Hilfswerk: Katholischer und orthodoxer Bischof suchen gemeinsam Zuflucht in Charkiw

Bischof Pawlo Honczaruk
Youri melnik via Wikimedia (CC BY-SA 4.0).

Ein ukrainischer katholischer Bischof ist bei seinem orthodoxen Amtskollegen in der belagerten Stadt Charkiw untergekommen. Das meldet eine katholische Hilfsorganisation.

Magda Kaczmarek, Projektleiterin für die Ukraine der internationalen Stiftung Aid to the Church in Need (ACN), die in ständigem Kontakt mit der Kirche vor Ort steht, schildert die wichtigsten Ereignisse der letzten zwei Tage: Am Samstagmorgen wurden die Seminaristen aus Worzel am Stadtrand von Kiew evakuiert und in eine andere Diözese verlegt. „In diesem Teil von Kiew wird gekämpft, wir haben Bilder bekommen, die zeigen, wie die Mauern des Priesterseminars durch Artilleriegeschütze und Granaten beschädigt wurden“, sagt Kaczmarek.

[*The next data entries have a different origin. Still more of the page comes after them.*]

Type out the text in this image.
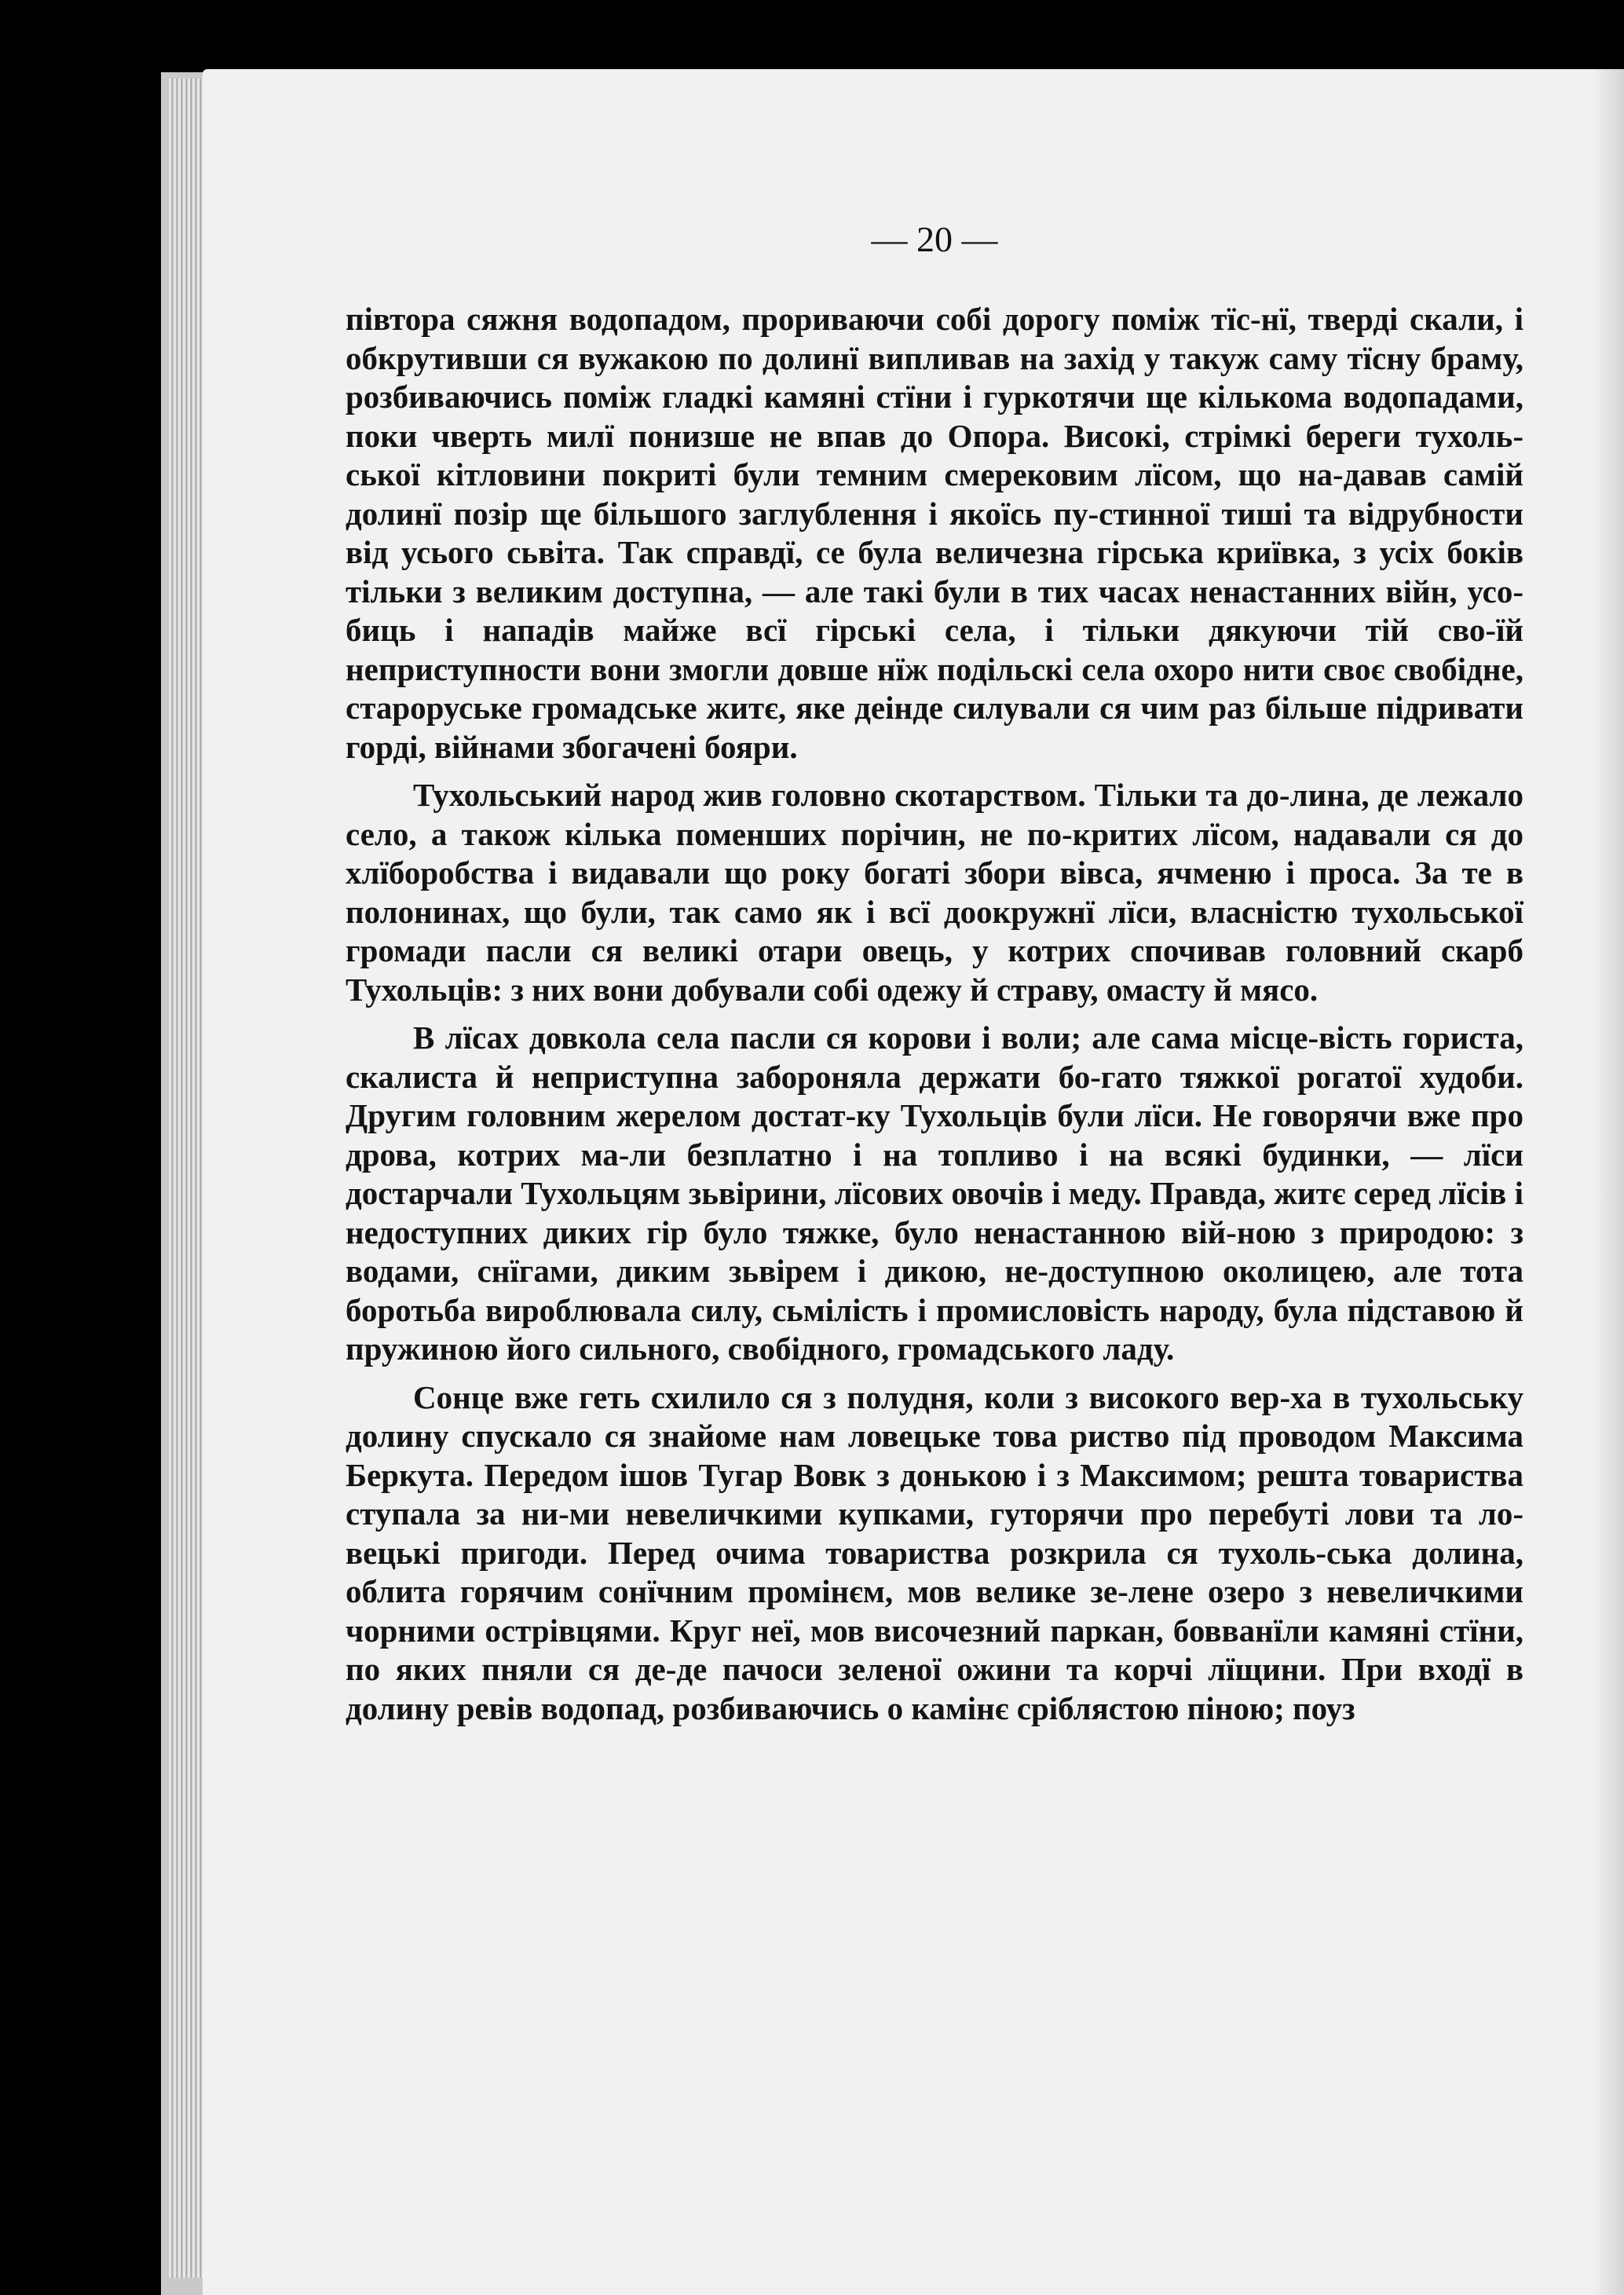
— 20 —

півтора сяжня водопадом, прориваючи собі дорогу поміж тїс-нї, тверді скали, і обкрутивши ся вужакою по долинї випливав на захід у такуж саму тїсну браму, розбиваючись поміж гладкі камяні стїни і гуркотячи ще кількома водопадами, поки чверть милї понизше не впав до Опора. Високі, стрімкі береги тухоль-ської кітловини покриті були темним смерековим лїсом, що на-давав самій долинї позір ще більшого заглублення і якоїсь пу-стинної тиші та відрубности від усього сьвіта. Так справдї, се була величезна гірська криївка, з усіх боків тільки з великим доступна, — але такі були в тих часах ненастанних війн, усо-биць і нападів майже всї гірські села, і тільки дякуючи тій сво-їй неприступности вони змогли довше нїж подільскі села охоро нити своє свобідне, староруське громадське житє, яке деінде силували ся чим раз більше підривати горді, війнами збогачені бояри.

Тухольський народ жив головно скотарством. Тільки та до-лина, де лежало село, а також кілька поменших порічин, не по-критих лїсом, надавали ся до хлїборобства і видавали що року богаті збори вівса, ячменю і проса. За те в полонинах, що були, так само як і всї доокружнї лїси, власністю тухольської громади пасли ся великі отари овець, у котрих спочивав головний скарб Тухольців: з них вони добували собі одежу й страву, омасту й мясо.

В лїсах довкола села пасли ся корови і воли; але сама місце-вість гориста, скалиста й неприступна забороняла держати бо-гато тяжкої рогатої худоби. Другим головним жерелом достат-ку Тухольців були лїси. Не говорячи вже про дрова, котрих ма-ли безплатно і на топливо і на всякі будинки, — лїси достарчали Тухольцям зьвірини, лїсових овочів і меду. Правда, житє серед лїсів і недоступних диких гір було тяжке, було ненастанною вій-ною з природою: з водами, снїгами, диким зьвірем і дикою, не-доступною околицею, але тота боротьба вироблювала силу, сьміліcть і промисловість народу, була підставою й пружиною його сильного, свобідного, громадського ладу.

Сонце вже геть схилило ся з полудня, коли з високого вер-ха в тухольську долину спускало ся знайоме нам ловецьке това риство під проводом Максима Беркута. Передом ішов Тугар Вовк з донькою і з Максимом; решта товариства ступала за ни-ми невеличкими купками, гуторячи про перебуті лови та ло-вецькі пригоди. Перед очима товариства розкрила ся тухоль-ська долина, облита горячим сонїчним промінєм, мов велике зе-лене озеро з невеличкими чорними острівцями. Круг неї, мов височезний паркан, бовванїли камяні стїни, по яких пняли ся де-де пачоси зеленої ожини та корчі лїщини. При входї в долину ревів водопад, розбиваючись о камінє сріблястою піною; поуз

Auch die Religionsgemeinschaften mussten Maßnahmen zu ihrem Schutz ergreifen, etwa im Keller übernachten oder aber die Fenster abdunkeln, um kein Lebenszeichen nach draußen dringen zu lassen. 

Dramatisch sei laut Kaczmarek die Situation in Charkiw, wo die Straßen menschenleer sind und sich die Menschen alle in Kellern und Bunkern versteckt halten. Msgr. Pawlo Honczaruk, der lateinische Bischof von Charkiw- Saporischschja harrte seit ein paar Tagen mit mehreren Familien in einem Bunker aus. Dort habe auch der orthodoxe Bischof derselben Region Zuflucht gesucht. 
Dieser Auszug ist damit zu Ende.